I am developing an application and I would like it to print some runtime stats to the console on demand. kill and signals came to my mind immediately.

Reading through Unix signals on Wiki, SIGINFO seems like the way to go because:

  • It is intended for these purposes
  • Does not terminate the process if the signal handler is not implemented (contrary to SIGUSRx – see here)

However, by inspecting the output of kill -l, it seems my server does not have this signal implemented.

My questions are:

  1. Why is SIGINFO missing on my system? Is it absent on all GNU Linux systems?
  2. Is there an easy (i.e. no kernel/glibc recompilation) way to enable this signal? If none, what would be the hard way?
  3. What alternative signal could I use for my purposes that would not cause any side-effects if not handled by the target process? (I already assume none since I could not find any other suitable signal on the glibc's manual)

Linux metainfo:

Linux whatever 3.18.2-2-ARCH #1 SMP PREEMPT Fri Jan 9 07:37:51 CET 2015 x86_64 GNU/Linux

Update: I am still looking for more information as to why this signal is conditionally excluded from other systems than BSD (see comments below).
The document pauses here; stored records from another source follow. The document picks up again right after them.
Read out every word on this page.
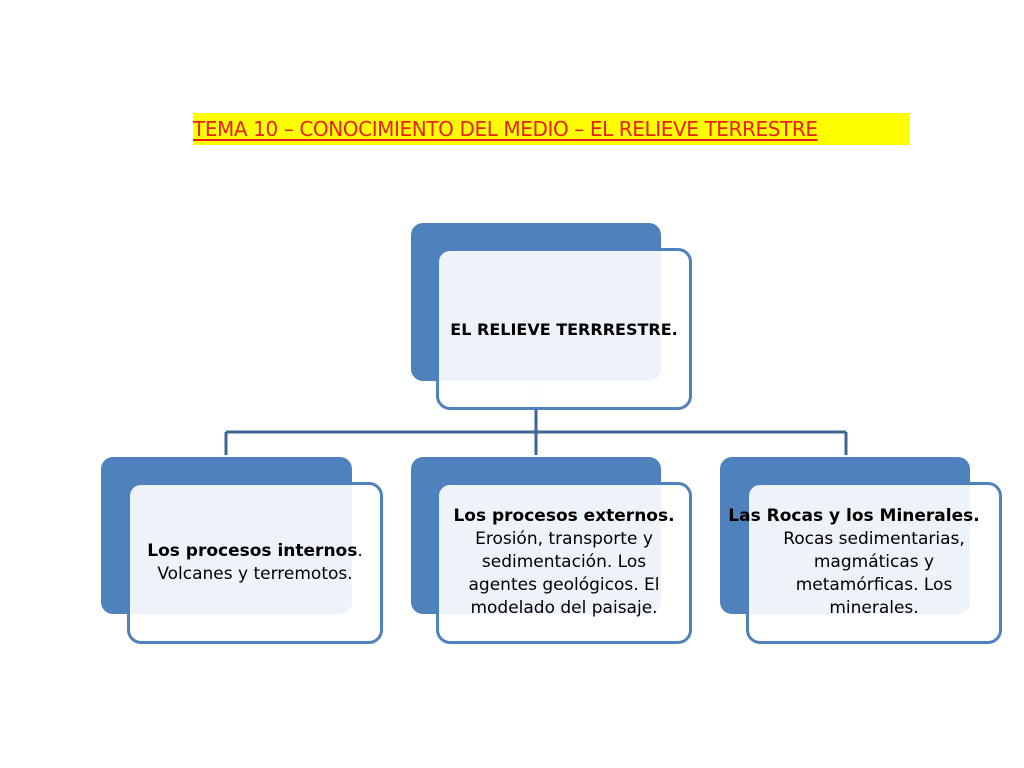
TEMA 10 – CONOCIMIENTO DEL MEDIO – EL RELIEVE TERRESTRE
EL RELIEVE TERRRESTRE.
Los procesos internos.
Volcanes y terremotos.
Los procesos externos.
Erosión, transporte y sedimentación. Los agentes geológicos. El modelado del paisaje.
Las Rocas y los Minerales.
Rocas sedimentarias, magmáticas y metamórficas. Los minerales.
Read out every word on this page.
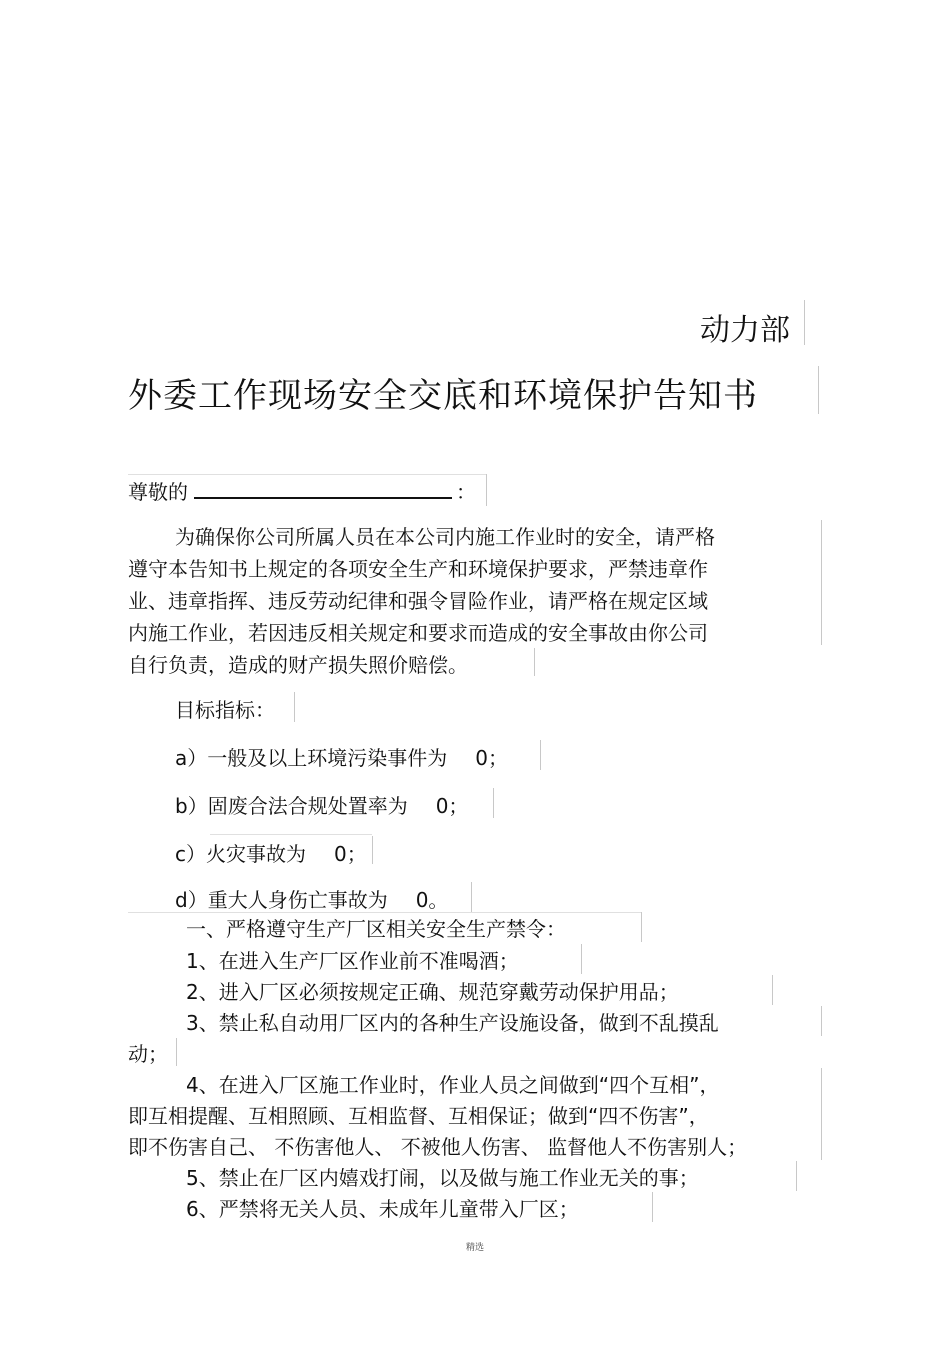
动力部
外委工作现场安全交底和环境保护告知书
尊敬的	：
为确保你公司所属人员在本公司内施工作业时的安全，请严格
遵守本告知书上规定的各项安全生产和环境保护要求，严禁违章作
业、违章指挥、违反劳动纪律和强令冒险作业，请严格在规定区域
内施工作业，若因违反相关规定和要求而造成的安全事故由你公司
自行负责，造成的财产损失照价赔偿。
目标指标：
a）一般及以上环境污染事件为 0；
b）固废合法合规处置率为 0；
c）火灾事故为 0；
d）重大人身伤亡事故为 0。
一、严格遵守生产厂区相关安全生产禁令：
1、在进入生产厂区作业前不准喝酒；
2、进入厂区必须按规定正确、规范穿戴劳动保护用品；
3、禁止私自动用厂区内的各种生产设施设备，做到不乱摸乱
动；
4、在进入厂区施工作业时，作业人员之间做到“四个互相”，
即互相提醒、互相照顾、互相监督、互相保证；做到“四不伤害”，
即不伤害自己、 不伤害他人、 不被他人伤害、 监督他人不伤害别人；
5、禁止在厂区内嬉戏打闹，以及做与施工作业无关的事；
6、严禁将无关人员、未成年儿童带入厂区；
精选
The signal seems to be quite useful for many purposes so it is hard for me to believe it is just a matter of whim – so what's the real showstopper for this signal to be available on Linux?

Best Answer

There was talk (back in the linux 0.x-1.x days) of adding this (because it was useful on BSD systems) but if I recall correctly there were reasons it was harder to do right on Linux than BSD at the time.
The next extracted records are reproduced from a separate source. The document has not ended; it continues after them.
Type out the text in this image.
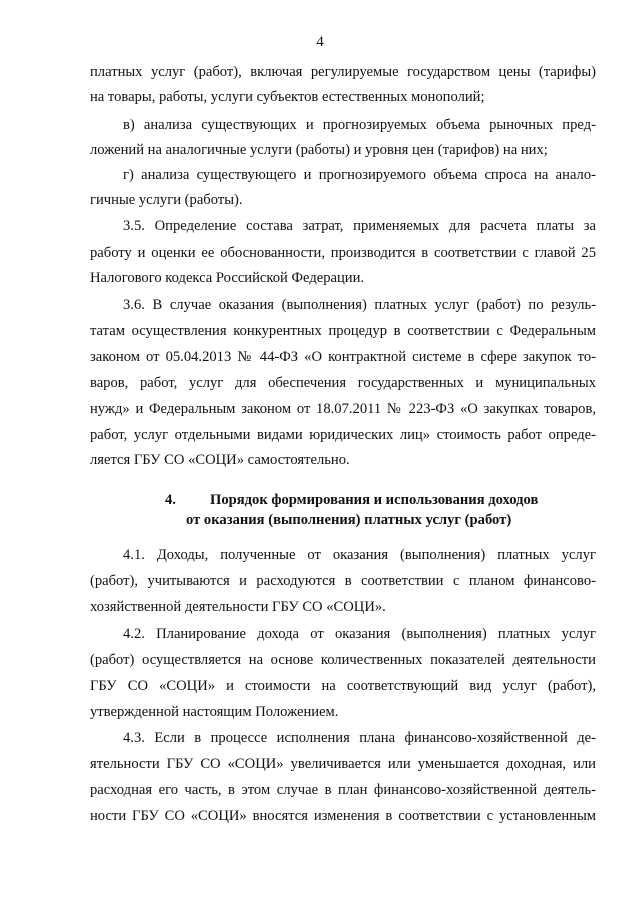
4
платных услуг (работ), включая регулируемые государством цены (тарифы)
на товары, работы, услуги субъектов естественных монополий;
в) анализа существующих и прогнозируемых объема рыночных пред-
ложений на аналогичные услуги (работы) и уровня цен (тарифов) на них;
г) анализа существующего и прогнозируемого объема спроса на анало-
гичные услуги (работы).
3.5. Определение состава затрат, применяемых для расчета платы за
работу и оценки ее обоснованности, производится в соответствии с главой 25
Налогового кодекса Российской Федерации.
3.6. В случае оказания (выполнения) платных услуг (работ) по резуль-
татам осуществления конкурентных процедур в соответствии с Федеральным
законом от 05.04.2013 № 44-ФЗ «О контрактной системе в сфере закупок то-
варов, работ, услуг для обеспечения государственных и муниципальных
нужд» и Федеральным законом от 18.07.2011 № 223-ФЗ «О закупках товаров,
работ, услуг отдельными видами юридических лиц» стоимость работ опреде-
ляется ГБУ СО «СОЦИ» самостоятельно.
4. Порядок формирования и использования доходов
от оказания (выполнения) платных услуг (работ)
4.1. Доходы, полученные от оказания (выполнения) платных услуг
(работ), учитываются и расходуются в соответствии с планом финансово-
хозяйственной деятельности ГБУ СО «СОЦИ».
4.2. Планирование дохода от оказания (выполнения) платных услуг
(работ) осуществляется на основе количественных показателей деятельности
ГБУ СО «СОЦИ» и стоимости на соответствующий вид услуг (работ),
утвержденной настоящим Положением.
4.3. Если в процессе исполнения плана финансово-хозяйственной де-
ятельности ГБУ СО «СОЦИ» увеличивается или уменьшается доходная, или
расходная его часть, в этом случае в план финансово-хозяйственной деятель-
ности ГБУ СО «СОЦИ» вносятся изменения в соответствии с установленным
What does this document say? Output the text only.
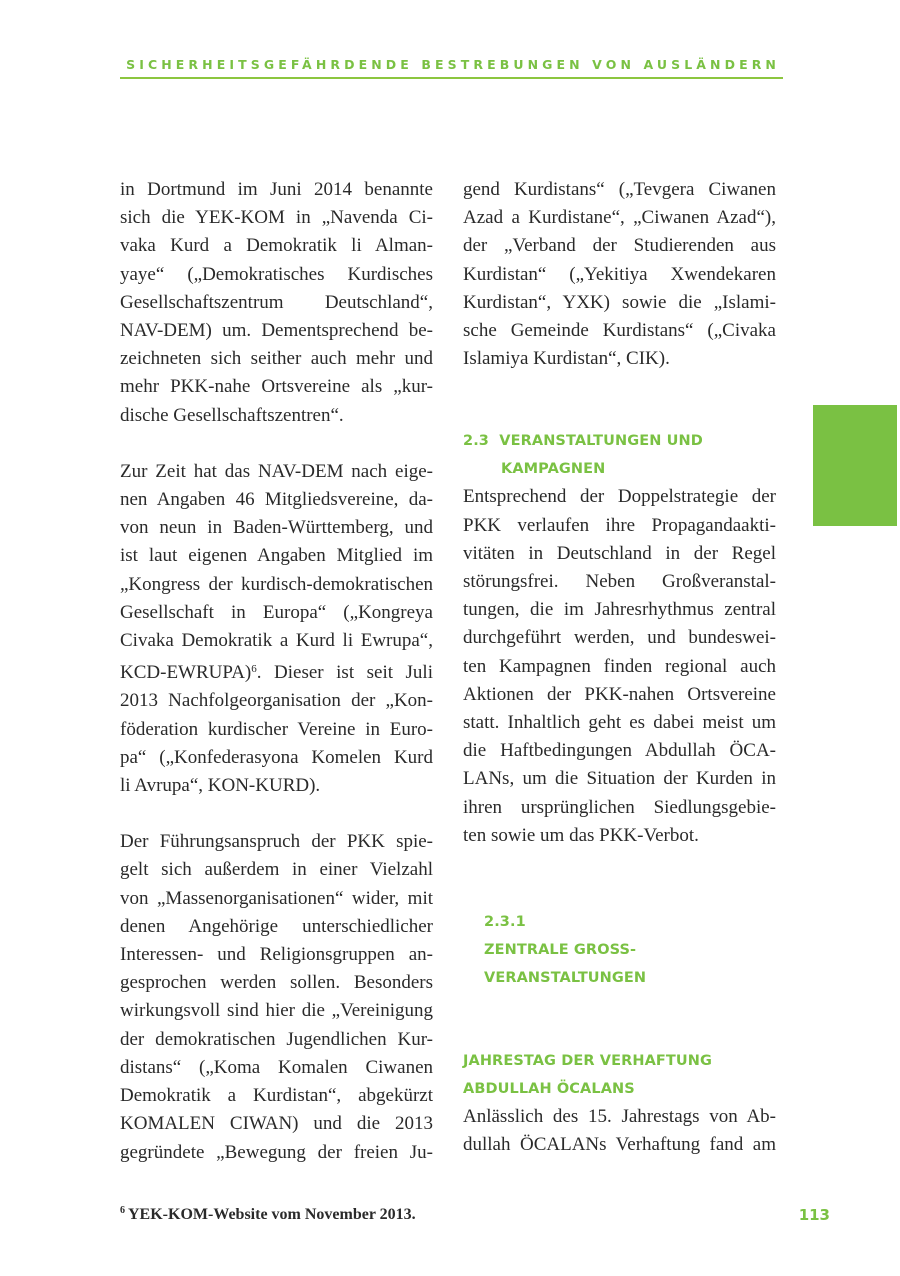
SICHERHEITSGEFÄHRDENDE BESTREBUNGEN VON AUSLÄNDERN

in Dortmund im Juni 2014 benannte

sich die YEK-KOM in „Navenda Ci-

vaka Kurd a Demokratik li Alman-

yaye“ („Demokratisches Kurdisches

Gesellschaftszentrum Deutschland“,

NAV-DEM) um. Dementsprechend be-

zeichneten sich seither auch mehr und

mehr PKK-nahe Ortsvereine als „kur-

dische Gesellschaftszentren“.

Zur Zeit hat das NAV-DEM nach eige-

nen Angaben 46 Mitgliedsvereine, da-

von neun in Baden-Württemberg, und

ist laut eigenen Angaben Mitglied im

„Kongress der kurdisch-demokratischen

Gesellschaft in Europa“ („Kongreya

Civaka Demokratik a Kurd li Ewrupa“,

KCD-EWRUPA)$^6$. Dieser ist seit Juli

2013 Nachfolgeorganisation der „Kon-

föderation kurdischer Vereine in Euro-

pa“ („Konfederasyona Komelen Kurd

li Avrupa“, KON-KURD).

Der Führungsanspruch der PKK spie-

gelt sich außerdem in einer Vielzahl

von „Massenorganisationen“ wider, mit

denen Angehörige unterschiedlicher

Interessen- und Religionsgruppen an-

gesprochen werden sollen. Besonders

wirkungsvoll sind hier die „Vereinigung

der demokratischen Jugendlichen Kur-

distans“ („Koma Komalen Ciwanen

Demokratik a Kurdistan“, abgekürzt

KOMALEN CIWAN) und die 2013

gegründete „Bewegung der freien Ju-

gend Kurdistans“ („Tevgera Ciwanen

Azad a Kurdistane“, „Ciwanen Azad“),

der „Verband der Studierenden aus

Kurdistan“ („Yekitiya Xwendekaren

Kurdistan“, YXK) sowie die „Islami-

sche Gemeinde Kurdistans“ („Civaka

Islamiya Kurdistan“, CIK).

2.3  VERANSTALTUNGEN UND
KAMPAGNEN

Entsprechend der Doppelstrategie der

PKK verlaufen ihre Propagandaakti-

vitäten in Deutschland in der Regel

störungsfrei. Neben Großveranstal-

tungen, die im Jahresrhythmus zentral

durchgeführt werden, und bundeswei-

ten Kampagnen finden regional auch

Aktionen der PKK-nahen Ortsvereine

statt. Inhaltlich geht es dabei meist um

die Haftbedingungen Abdullah ÖCA-

LANs, um die Situation der Kurden in

ihren ursprünglichen Siedlungsgebie-

ten sowie um das PKK-Verbot.

2.3.1
ZENTRALE GROSS-
VERANSTALTUNGEN
JAHRESTAG DER VERHAFTUNG
ABDULLAH ÖCALANS

Anlässlich des 15. Jahrestags von Ab-

dullah ÖCALANs Verhaftung fand am

$^6$ YEK-KOM-Website vom November 2013.	113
Note that what you're asking about is only a small part of the feature (namely, you're talking about an stty info entry for control-T causing the kernel to deliver SIGINFO to the tty's process group) - that part is "easy" - but having the kernel report information about the process status when it doesn't handle the signal (because at the time very few things had any support for that, the feature was mainly about "is this process spinning or hung" and "what process is it anyway") is harder - ISTR there even being security/trust issues about displaying that information accurately, and whether it should be associated with the Secure Attention Key path. That said, there might be some value in the "easy" version that only sends the signal...

(From personal memory; a quick web search doesn't turn up anything obvious but I think one would have to dig into really old archives to find the discussion.)